By Noah Berlatsky
If my wife and I divorced, who would get the kid?
Obviously, if only for mental health reasons, this isn’t the sort of hypothetical I want to spend any significant proportion of my time worrying about. But I’ll admit it did flit across my mind while reading the recent Pew paper The Rise of Single Fathers. The report shows a massive, ninefold increase in single dads raising their kids, from around 297,000 in 1960 to 2.6 million today.
There are a number of factors that have contributed to this change. Some are the same factors that have contributed to the rise of single mothers.
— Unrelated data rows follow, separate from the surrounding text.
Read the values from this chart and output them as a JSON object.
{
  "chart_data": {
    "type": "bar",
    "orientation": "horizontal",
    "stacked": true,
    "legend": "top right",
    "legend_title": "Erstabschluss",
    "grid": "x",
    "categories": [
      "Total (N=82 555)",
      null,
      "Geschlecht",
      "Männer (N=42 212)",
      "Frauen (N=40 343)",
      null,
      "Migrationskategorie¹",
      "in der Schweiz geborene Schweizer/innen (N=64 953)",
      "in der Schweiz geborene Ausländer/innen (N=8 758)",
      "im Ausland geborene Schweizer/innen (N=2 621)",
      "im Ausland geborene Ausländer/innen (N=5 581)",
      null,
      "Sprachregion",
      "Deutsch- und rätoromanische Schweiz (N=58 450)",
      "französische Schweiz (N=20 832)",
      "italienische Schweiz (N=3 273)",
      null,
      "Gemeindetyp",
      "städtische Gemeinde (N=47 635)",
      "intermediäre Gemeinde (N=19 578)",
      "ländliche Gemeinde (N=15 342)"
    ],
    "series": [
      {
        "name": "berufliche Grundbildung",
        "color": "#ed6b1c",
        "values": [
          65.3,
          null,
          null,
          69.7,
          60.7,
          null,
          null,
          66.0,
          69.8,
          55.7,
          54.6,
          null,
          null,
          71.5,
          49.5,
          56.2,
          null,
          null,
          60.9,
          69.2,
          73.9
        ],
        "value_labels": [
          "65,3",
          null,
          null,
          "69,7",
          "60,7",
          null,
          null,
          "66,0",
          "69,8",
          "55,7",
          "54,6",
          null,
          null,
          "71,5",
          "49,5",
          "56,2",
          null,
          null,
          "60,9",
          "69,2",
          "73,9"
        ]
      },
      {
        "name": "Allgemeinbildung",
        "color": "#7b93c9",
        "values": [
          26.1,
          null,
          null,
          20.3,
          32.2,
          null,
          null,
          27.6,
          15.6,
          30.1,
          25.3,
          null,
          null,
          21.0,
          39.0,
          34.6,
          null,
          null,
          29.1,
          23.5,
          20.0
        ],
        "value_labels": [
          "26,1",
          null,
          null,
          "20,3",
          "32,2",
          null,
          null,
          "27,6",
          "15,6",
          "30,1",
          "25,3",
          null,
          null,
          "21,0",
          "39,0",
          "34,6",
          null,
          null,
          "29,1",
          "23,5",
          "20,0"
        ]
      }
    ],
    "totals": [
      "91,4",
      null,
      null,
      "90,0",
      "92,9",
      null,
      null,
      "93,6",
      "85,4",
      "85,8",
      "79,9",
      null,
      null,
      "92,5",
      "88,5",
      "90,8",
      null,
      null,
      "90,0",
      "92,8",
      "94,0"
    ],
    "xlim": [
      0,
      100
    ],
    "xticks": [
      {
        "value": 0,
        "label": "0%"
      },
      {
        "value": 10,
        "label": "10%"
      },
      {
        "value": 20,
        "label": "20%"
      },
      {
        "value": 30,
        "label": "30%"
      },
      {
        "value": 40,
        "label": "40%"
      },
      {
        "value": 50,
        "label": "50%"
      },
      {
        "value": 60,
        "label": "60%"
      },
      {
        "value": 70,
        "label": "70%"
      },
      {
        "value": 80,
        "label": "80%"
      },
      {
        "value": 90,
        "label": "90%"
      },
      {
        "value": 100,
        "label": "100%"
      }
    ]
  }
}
Divorce rates have stabilized, but they’re still way higher than they were in the 1960s. Out-of-wedlock births are more common and less stigmatized than they used to be, too. Marriage has, since 1960, gotten less stable, and single parenting has gotten more accepted. As a result, you’ve got more single parents, of whatever gender, raising kids.
But single dads haven’t just increased in absolute numbers. They’ve also increased as a percentage of all single parents. Back in 1960, single dads made up only 14 percent of single-parent headed households. Today that number has climbed to 24 percent–almost a quarter. Men’s rights advocates would have you believe that feminism has systematically prevented men from gaining custody of children. Yet, according to this data at least, it seems like the (limited, but real) feminist gains of the last 50 years have actually coincided with greater parity. It’s hard to say whether this is correlation or causation, but either way, it looks like folks who want more men getting custody should be rooting for more feminism, not less.